Na Golden schuiven we Kootenay National park binnen: de Rockies. Kootenay en zijn broertje Yoho zijn gave parken, die de pech hebben naast de geweldige parken Jasper en Banff te liggen. Kootenay heeft 13 jaar geleden een studentenfeest van Erik gehad, voor 40 dagen. Mocht je Eriks feesten gemist hebben, of mocht alcohol een gat in je geheugen hebben geslagen: een bosbrand. Het geeft een mooie samenstelling van jong opbloeiend bos en een zwarte meerderheid die nog om moet vallen. Ondanks de berenwaarschuwing op onze camping doen we even een avondrondje om wat mooie vergezichten te scoren. Ook lopen we door een canyon welke bordjes heeft neergezet hoelang de waterval erover heeft gedaan: 18.000 jaar voor ongeveer 1 kilometer. En dan zeggen sommige mensen dat wandelen traag is. Liset wil Erik nog vermoorden omdat hij haar op een steen zet waar ze niet meer vanaf komt. Voordelig genoeg voor Erik kan ze mooi afkoelen terwijl ze er toch niet afkomt, waardoor Erik nu nog leeft.
De volgende dag verlaten we de camping en doen we nog een wandeling in de buurt. Een familie van pizzavreters staat met elkaar te communiceren. Ze vragen of we naar boven gaan; wij bevestigen. Zij zeggen dat er bosjes staan; wij bevestigen. Zij vragen of er geen beren zijn; Erik zegt dat we 4 kleine meisjes die er net aan komen lopen voorop sturen en dat ze in ieder geval geen honger meer hebben als wij er zijn. Iedereen komt veilig boven aan, waarna Erik nog eens 200 meter verder klimt op losse stenen op zoek naar een beter uitzicht op de gletsjer. Zonder resultaat keert hij terug en wij gaan weer terug naar de camper. We trappen Bear weer aan en gaan naar Yoho.

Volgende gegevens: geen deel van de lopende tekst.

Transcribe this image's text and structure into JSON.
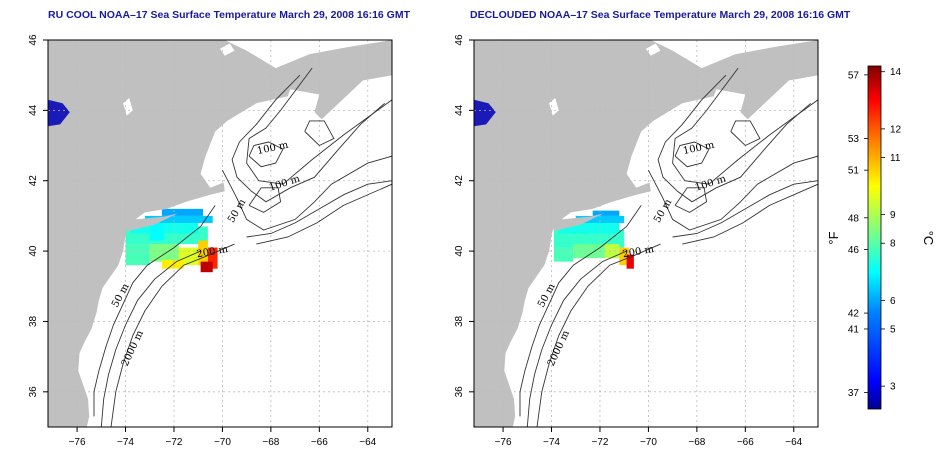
{
  "panels": [
    {
      "title": "RU COOL NOAA–17 Sea Surface Temperature March 29, 2008 16:16 GMT",
      "contour_labels": [
        {
          "text": "100 m",
          "lon": -67.4,
          "lat": 41.85,
          "rot": -18
        },
        {
          "text": "100 m",
          "lon": -67.9,
          "lat": 42.85,
          "rot": -12
        },
        {
          "text": "50 m",
          "lon": -69.3,
          "lat": 41.1,
          "rot": -60
        },
        {
          "text": "200 m",
          "lon": -70.4,
          "lat": 39.9,
          "rot": -10
        },
        {
          "text": "50 m",
          "lon": -74.1,
          "lat": 38.7,
          "rot": -62
        },
        {
          "text": "2000 m",
          "lon": -73.6,
          "lat": 37.2,
          "rot": -65
        }
      ]
    },
    {
      "title": "DECLOUDED NOAA–17 Sea Surface Temperature March 29, 2008 16:16 GMT",
      "contour_labels": [
        {
          "text": "100 m",
          "lon": -67.4,
          "lat": 41.85,
          "rot": -18
        },
        {
          "text": "100 m",
          "lon": -67.9,
          "lat": 42.85,
          "rot": -12
        },
        {
          "text": "50 m",
          "lon": -69.3,
          "lat": 41.1,
          "rot": -60
        },
        {
          "text": "200 m",
          "lon": -70.4,
          "lat": 39.9,
          "rot": -10
        },
        {
          "text": "50 m",
          "lon": -74.1,
          "lat": 38.7,
          "rot": -62
        },
        {
          "text": "2000 m",
          "lon": -73.6,
          "lat": 37.2,
          "rot": -65
        }
      ]
    }
  ],
  "axes": {
    "lon_ticks": [
      -76,
      -74,
      -72,
      -70,
      -68,
      -66,
      -64
    ],
    "lat_ticks": [
      36,
      38,
      40,
      42,
      44,
      46
    ],
    "lon_range": [
      -77.2,
      -63.0
    ],
    "lat_range": [
      35.0,
      46.0
    ]
  },
  "colorbar": {
    "fahrenheit_ticks": [
      57,
      53,
      51,
      48,
      46,
      42,
      41,
      37
    ],
    "celsius_ticks": [
      14,
      12,
      11,
      9,
      8,
      6,
      5,
      3
    ],
    "fahrenheit_label": "°F",
    "celsius_label": "°C",
    "celsius_range": [
      2.2,
      14.2
    ],
    "colors": [
      "#00008f",
      "#0000ff",
      "#0080ff",
      "#00ffff",
      "#80ff80",
      "#ffff00",
      "#ff8000",
      "#ff0000",
      "#800000"
    ]
  },
  "colors": {
    "land": "#c0c0c0",
    "water": "#ffffff",
    "grid": "#bbbbbb",
    "title": "#1a1a9c"
  }
}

In Yoho hebben ze de spiral tunnels: een spiraal waar de trein over zichzelf heen rijdt terwijl hij klimt naar boven. We staan even bij een uitzichtpunt, maar hebben geen zin om lang te wachten tot de trein komt. Bij het bezoekerscentrum komen we bij een jolige ranger die met veel woorden uitlegt dat we te laat zijn: alle wandelingen zijn langer dan onze avonduren toelaten. Hij tekent nog een route op onze kaart voor het geval we een afslag missen: met 2 lussen kun je de andere kant op. "You drew a penis on our map", zegt Erik. "Yea I know, this is the only fun part about my job... three times a day I'll draw a penis on someone's map, and you're the first to notice it". We lossen het tijdsprobleem creatief op door Bear bij het uitzichtpunt van een van de tunnels te zetten en te koken. Onder het eten zien we een trein over zichzelf heen rijden - wat een feest. We jassen Bear heel het park door (de volledige 30 minuten rijden) om op de camping aldaar te verblijven. Een avondwandeling wordt ons door de neus geboord: de brug in de wandeling is weggeslagen door de rivier. Terug bij de camper inventariseren we de laatste dag en de voorraden. Onze voorraad overtreft ons aantal overgebleven dagen op een aantal punten. We weten wat ons te doen staat.
Als we de volgende dag gaan wandelen boven in Yoho vreten en drinken we alles wat we tegenkomen in Bear. We gaan in recordtijd naar boven om de gehele Valei te aanschouwen. We zien nog wat gletsjers, een waterval en een hoop stenen. Op de terugweg nog langs de voet van de enorme waterval waar we veel aziaten zien en een beetje vochtig worden door de enorme waterval. Content met onze dagbesteding starten we de benzineslurper en draaien hem weer de highway op, terug naar zijn thuis, op weg naar de conclusie van deze reis.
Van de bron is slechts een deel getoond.